I constantly asked people how they heard Him, talked about it till I was blue in the face, cried, everything, because I felt like I was MISSING something.
Maybe I was and maybe I wasn’t. But here’s how I found out:
- I prayed. Constantly. Asking God to reveal what He was saying + help me hear Him in the specific way He wanted me to (because He also changes it up to keep us close. Don’t get too comfy, now)
- By BELIEVING I heard Him and ACTING on what I heard. I kept trying. If I thought it was Him, I went for it. By trying, I started to notice when I got it wrong – so I’d back up and ask Him again. THEN, through RELATIONSHIP I started to recognize when it WAS Him.
Here’s the catch: I couldn’t have found that out without continuing to search and staying in relationship. He doesn’t want to just give you answers and you move like a puppet. He wants to do LIFE with you. The back and forth dialogue. Learning His heart and what He’s speaking. Not being AFRAID of getting it wrong.
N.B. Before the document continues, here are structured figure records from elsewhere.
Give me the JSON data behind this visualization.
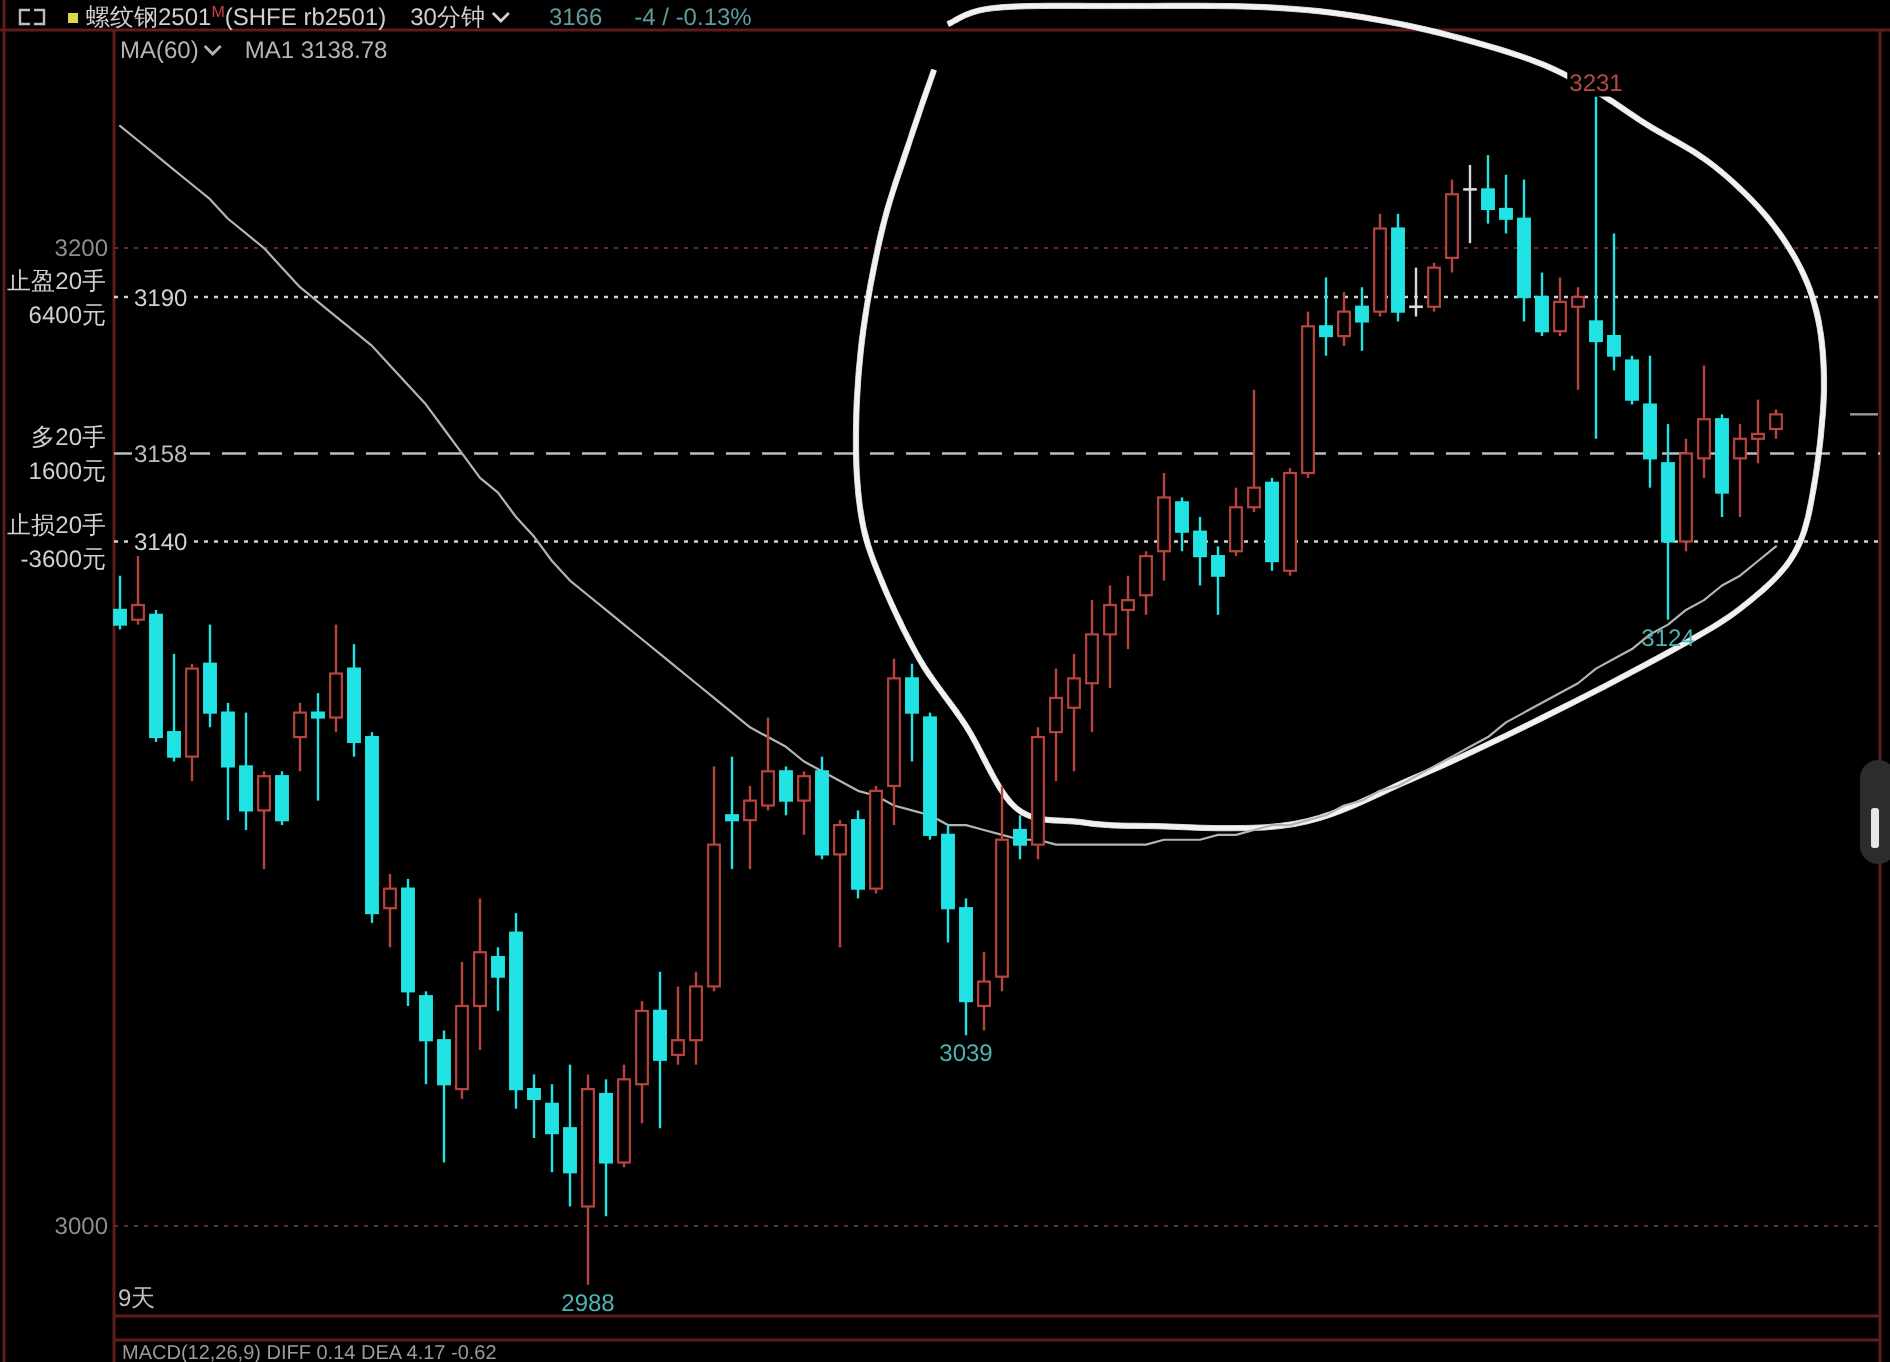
{
  "chart_data": {
    "type": "candlestick",
    "title": "螺纹钢2501$^{M}$(SHFE rb2501)",
    "subtitle": "30分钟",
    "legend_title": "MA(60)",
    "legend": "top left",
    "grid": "y",
    "categories": [
      null,
      null,
      null,
      null,
      null,
      null,
      null,
      null,
      null,
      null,
      null,
      null,
      null,
      null,
      null,
      null,
      null,
      null,
      null,
      null,
      null,
      null,
      null,
      null,
      null,
      null,
      null,
      null,
      null,
      null,
      null,
      null,
      null,
      null,
      null,
      null,
      null,
      null,
      null,
      null,
      null,
      null,
      null,
      null,
      null,
      null,
      null,
      null,
      null,
      null,
      null,
      null,
      null,
      null,
      null,
      null,
      null,
      null,
      null,
      null,
      null,
      null,
      null,
      null,
      null,
      null,
      null,
      null,
      null,
      null,
      null,
      null,
      null,
      null,
      null,
      null,
      null,
      null,
      null,
      null,
      null,
      null,
      null,
      null,
      null,
      null,
      null,
      null,
      null,
      null,
      null,
      null,
      null
    ],
    "ohlc": [
      [
        3126,
        3133,
        3122,
        3123
      ],
      [
        3124,
        3137,
        3123,
        3127
      ],
      [
        3125,
        3126,
        3099,
        3100
      ],
      [
        3101,
        3117,
        3095,
        3096
      ],
      [
        3096,
        3115,
        3091,
        3114
      ],
      [
        3115,
        3123,
        3102,
        3105
      ],
      [
        3105,
        3107,
        3083,
        3094
      ],
      [
        3094,
        3105,
        3081,
        3085
      ],
      [
        3085,
        3093,
        3073,
        3092
      ],
      [
        3092,
        3093,
        3082,
        3083
      ],
      [
        3100,
        3107,
        3093,
        3105
      ],
      [
        3105,
        3109,
        3087,
        3104
      ],
      [
        3104,
        3123,
        3101,
        3113
      ],
      [
        3114,
        3119,
        3096,
        3099
      ],
      [
        3100,
        3101,
        3062,
        3064
      ],
      [
        3065,
        3072,
        3057,
        3069
      ],
      [
        3069,
        3071,
        3045,
        3048
      ],
      [
        3047,
        3048,
        3029,
        3038
      ],
      [
        3038,
        3040,
        3013,
        3029
      ],
      [
        3028,
        3054,
        3026,
        3045
      ],
      [
        3045,
        3067,
        3036,
        3056
      ],
      [
        3055,
        3057,
        3044,
        3051
      ],
      [
        3060,
        3064,
        3024,
        3028
      ],
      [
        3028,
        3031,
        3018,
        3026
      ],
      [
        3025,
        3029,
        3011,
        3019
      ],
      [
        3020,
        3033,
        3004,
        3011
      ],
      [
        3004,
        3031,
        2988,
        3028
      ],
      [
        3027,
        3030,
        3002,
        3013
      ],
      [
        3013,
        3033,
        3012,
        3030
      ],
      [
        3029,
        3046,
        3021,
        3044
      ],
      [
        3044,
        3052,
        3020,
        3034
      ],
      [
        3035,
        3049,
        3033,
        3038
      ],
      [
        3038,
        3052,
        3033,
        3049
      ],
      [
        3049,
        3094,
        3048,
        3078
      ],
      [
        3084,
        3096,
        3073,
        3083
      ],
      [
        3083,
        3090,
        3073,
        3087
      ],
      [
        3086,
        3104,
        3085,
        3093
      ],
      [
        3093,
        3094,
        3084,
        3087
      ],
      [
        3087,
        3093,
        3080,
        3092
      ],
      [
        3093,
        3096,
        3075,
        3076
      ],
      [
        3076,
        3083,
        3057,
        3082
      ],
      [
        3083,
        3085,
        3067,
        3069
      ],
      [
        3069,
        3090,
        3068,
        3089
      ],
      [
        3090,
        3116,
        3082,
        3112
      ],
      [
        3112,
        3115,
        3095,
        3105
      ],
      [
        3104,
        3105,
        3079,
        3080
      ],
      [
        3080,
        3082,
        3058,
        3065
      ],
      [
        3065,
        3067,
        3039,
        3046
      ],
      [
        3045,
        3056,
        3040,
        3050
      ],
      [
        3051,
        3090,
        3048,
        3079
      ],
      [
        3081,
        3084,
        3075,
        3078
      ],
      [
        3078,
        3102,
        3075,
        3100
      ],
      [
        3101,
        3114,
        3091,
        3108
      ],
      [
        3106,
        3117,
        3093,
        3112
      ],
      [
        3111,
        3128,
        3101,
        3121
      ],
      [
        3121,
        3131,
        3110,
        3127
      ],
      [
        3126,
        3133,
        3118,
        3128
      ],
      [
        3129,
        3138,
        3125,
        3137
      ],
      [
        3138,
        3154,
        3132,
        3149
      ],
      [
        3148,
        3149,
        3138,
        3142
      ],
      [
        3142,
        3145,
        3131,
        3137
      ],
      [
        3137,
        3139,
        3125,
        3133
      ],
      [
        3138,
        3151,
        3137,
        3147
      ],
      [
        3147,
        3171,
        3146,
        3151
      ],
      [
        3152,
        3153,
        3134,
        3136
      ],
      [
        3134,
        3155,
        3133,
        3154
      ],
      [
        3154,
        3187,
        3153,
        3184
      ],
      [
        3184,
        3194,
        3178,
        3182
      ],
      [
        3182,
        3191,
        3180,
        3187
      ],
      [
        3188,
        3192,
        3179,
        3185
      ],
      [
        3187,
        3207,
        3186,
        3204
      ],
      [
        3204,
        3207,
        3185,
        3187
      ],
      [
        3188,
        3196,
        3186,
        3188
      ],
      [
        3188,
        3197,
        3187,
        3196
      ],
      [
        3198,
        3214,
        3195,
        3211
      ],
      [
        3212,
        3217,
        3201,
        3212
      ],
      [
        3212,
        3219,
        3205,
        3208
      ],
      [
        3208,
        3215,
        3203,
        3206
      ],
      [
        3206,
        3214,
        3185,
        3190
      ],
      [
        3190,
        3195,
        3182,
        3183
      ],
      [
        3183,
        3194,
        3182,
        3189
      ],
      [
        3188,
        3192,
        3171,
        3190
      ],
      [
        3185,
        3231,
        3161,
        3181
      ],
      [
        3182,
        3203,
        3175,
        3178
      ],
      [
        3177,
        3178,
        3168,
        3169
      ],
      [
        3168,
        3178,
        3151,
        3157
      ],
      [
        3156,
        3164,
        3124,
        3140
      ],
      [
        3140,
        3161,
        3138,
        3158
      ],
      [
        3157,
        3176,
        3153,
        3165
      ],
      [
        3165,
        3166,
        3145,
        3150
      ],
      [
        3157,
        3164,
        3145,
        3161
      ],
      [
        3161,
        3169,
        3156,
        3162
      ],
      [
        3163,
        3167,
        3161,
        3166
      ]
    ],
    "colors": [
      "#22e3e3",
      "#b8443f",
      "#22e3e3",
      "#22e3e3",
      "#b8443f",
      "#22e3e3",
      "#22e3e3",
      "#22e3e3",
      "#b8443f",
      "#22e3e3",
      "#b8443f",
      "#22e3e3",
      "#b8443f",
      "#22e3e3",
      "#22e3e3",
      "#b8443f",
      "#22e3e3",
      "#22e3e3",
      "#22e3e3",
      "#b8443f",
      "#b8443f",
      "#22e3e3",
      "#22e3e3",
      "#22e3e3",
      "#22e3e3",
      "#22e3e3",
      "#b8443f",
      "#22e3e3",
      "#b8443f",
      "#b8443f",
      "#22e3e3",
      "#b8443f",
      "#b8443f",
      "#b8443f",
      "#22e3e3",
      "#b8443f",
      "#b8443f",
      "#22e3e3",
      "#b8443f",
      "#22e3e3",
      "#b8443f",
      "#22e3e3",
      "#b8443f",
      "#b8443f",
      "#22e3e3",
      "#22e3e3",
      "#22e3e3",
      "#22e3e3",
      "#b8443f",
      "#b8443f",
      "#22e3e3",
      "#b8443f",
      "#b8443f",
      "#b8443f",
      "#b8443f",
      "#b8443f",
      "#b8443f",
      "#b8443f",
      "#b8443f",
      "#22e3e3",
      "#22e3e3",
      "#22e3e3",
      "#b8443f",
      "#b8443f",
      "#22e3e3",
      "#b8443f",
      "#b8443f",
      "#22e3e3",
      "#b8443f",
      "#22e3e3",
      "#b8443f",
      "#22e3e3",
      "#d9d9d9",
      "#b8443f",
      "#b8443f",
      "#d9d9d9",
      "#22e3e3",
      "#22e3e3",
      "#22e3e3",
      "#22e3e3",
      "#b8443f",
      "#b8443f",
      "#22e3e3",
      "#22e3e3",
      "#22e3e3",
      "#22e3e3",
      "#22e3e3",
      "#b8443f",
      "#b8443f",
      "#22e3e3",
      "#b8443f",
      "#b8443f",
      "#b8443f"
    ],
    "series": [
      {
        "type": "line",
        "name": "MA1 3138.78",
        "color": "#b4b4b4",
        "values": [
          3225,
          3222,
          3219,
          3216,
          3213,
          3210,
          3206,
          3203,
          3200,
          3196,
          3192,
          3189,
          3186,
          3183,
          3180,
          3176,
          3172,
          3168,
          3163,
          3158,
          3153,
          3150,
          3145,
          3141,
          3136,
          3132,
          3129,
          3126,
          3123,
          3120,
          3117,
          3114,
          3111,
          3108,
          3105,
          3102,
          3100,
          3098,
          3095,
          3093,
          3091,
          3089,
          3088,
          3086,
          3085,
          3084,
          3082,
          3082,
          3081,
          3080,
          3079,
          3079,
          3078,
          3078,
          3078,
          3078,
          3078,
          3078,
          3079,
          3079,
          3079,
          3080,
          3080,
          3081,
          3082,
          3082,
          3083,
          3084,
          3086,
          3087,
          3089,
          3090,
          3092,
          3094,
          3096,
          3098,
          3100,
          3103,
          3105,
          3107,
          3109,
          3111,
          3114,
          3116,
          3118,
          3121,
          3123,
          3126,
          3128,
          3131,
          3133,
          3136,
          3139
        ]
      }
    ],
    "ylim": [
      2981.6,
      3244.6
    ],
    "yticks": [
      3000,
      3200
    ],
    "ref_lines": [
      {
        "axis": "y",
        "value": 3190,
        "label": "3190",
        "color": "#d2d2d2",
        "line_style": "dotted"
      },
      {
        "axis": "y",
        "value": 3158,
        "label": "3158",
        "color": "#bdbdbd",
        "line_style": "dashed"
      },
      {
        "axis": "y",
        "value": 3140,
        "label": "3140",
        "color": "#d2d2d2",
        "line_style": "dotted"
      }
    ],
    "annotations": [
      "3166",
      "-4 / -0.13%",
      "9天",
      "MACD(12,26,9)  DIFF 0.14  DEA 4.17  -0.62",
      "止盈20手",
      "6400元",
      "多20手",
      "1600元",
      "止损20手",
      "-3600元",
      {
        "text": "3231",
        "y": 3231
      },
      {
        "text": "3124",
        "y": 3124
      },
      {
        "text": "3039",
        "y": 3039
      },
      {
        "text": "2988",
        "y": 2988
      }
    ]
  }
}
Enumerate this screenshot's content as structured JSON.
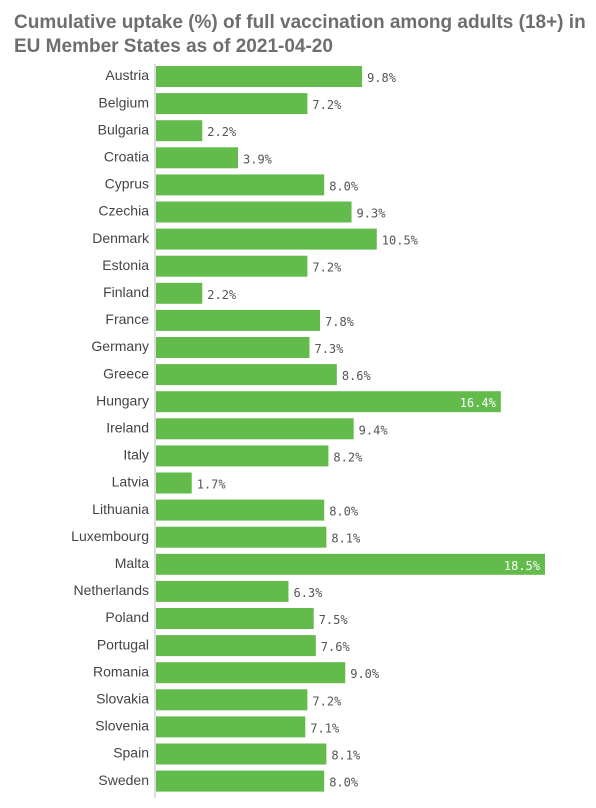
{
  "chart_data": {
    "type": "bar",
    "orientation": "horizontal",
    "title": "Cumulative uptake (%) of full vaccination among adults (18+) in EU Member States as of 2021-04-20",
    "categories": [
      "Austria",
      "Belgium",
      "Bulgaria",
      "Croatia",
      "Cyprus",
      "Czechia",
      "Denmark",
      "Estonia",
      "Finland",
      "France",
      "Germany",
      "Greece",
      "Hungary",
      "Ireland",
      "Italy",
      "Latvia",
      "Lithuania",
      "Luxembourg",
      "Malta",
      "Netherlands",
      "Poland",
      "Portugal",
      "Romania",
      "Slovakia",
      "Slovenia",
      "Spain",
      "Sweden"
    ],
    "values": [
      9.8,
      7.2,
      2.2,
      3.9,
      8.0,
      9.3,
      10.5,
      7.2,
      2.2,
      7.8,
      7.3,
      8.6,
      16.4,
      9.4,
      8.2,
      1.7,
      8.0,
      8.1,
      18.5,
      6.3,
      7.5,
      7.6,
      9.0,
      7.2,
      7.1,
      8.1,
      8.0
    ],
    "value_labels": [
      "9.8%",
      "7.2%",
      "2.2%",
      "3.9%",
      "8.0%",
      "9.3%",
      "10.5%",
      "7.2%",
      "2.2%",
      "7.8%",
      "7.3%",
      "8.6%",
      "16.4%",
      "9.4%",
      "8.2%",
      "1.7%",
      "8.0%",
      "8.1%",
      "18.5%",
      "6.3%",
      "7.5%",
      "7.6%",
      "9.0%",
      "7.2%",
      "7.1%",
      "8.1%",
      "8.0%"
    ],
    "xlim": [
      0,
      18.5
    ],
    "bar_color": "#62bb4b",
    "grid": false,
    "legend": "none"
  }
}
He would rather you stay close to Him, seeking and learning, and get it WRONG than you just wait around for Him to yell at you. The point of hearing Him isn’t actually to “get it right.” It’s to be close. So even if you get it “wrong”, He sees your heart and is ready to course-correct and continue leading you.
I know: it all feels more easily said than done. I’m right there with you. I have had to intentionally choose faith over fear, even when everything in me wants to pick panic and worry. Don’t be fooled into thinking that’s “easier”.
Understanding that fear will not lead me to peace or freedom keeps me coming back to the Lord, asking Him to remind me of His comfort and sovereignty. I know that even if I slip into fear, He will pull me back onto the path of love and trust.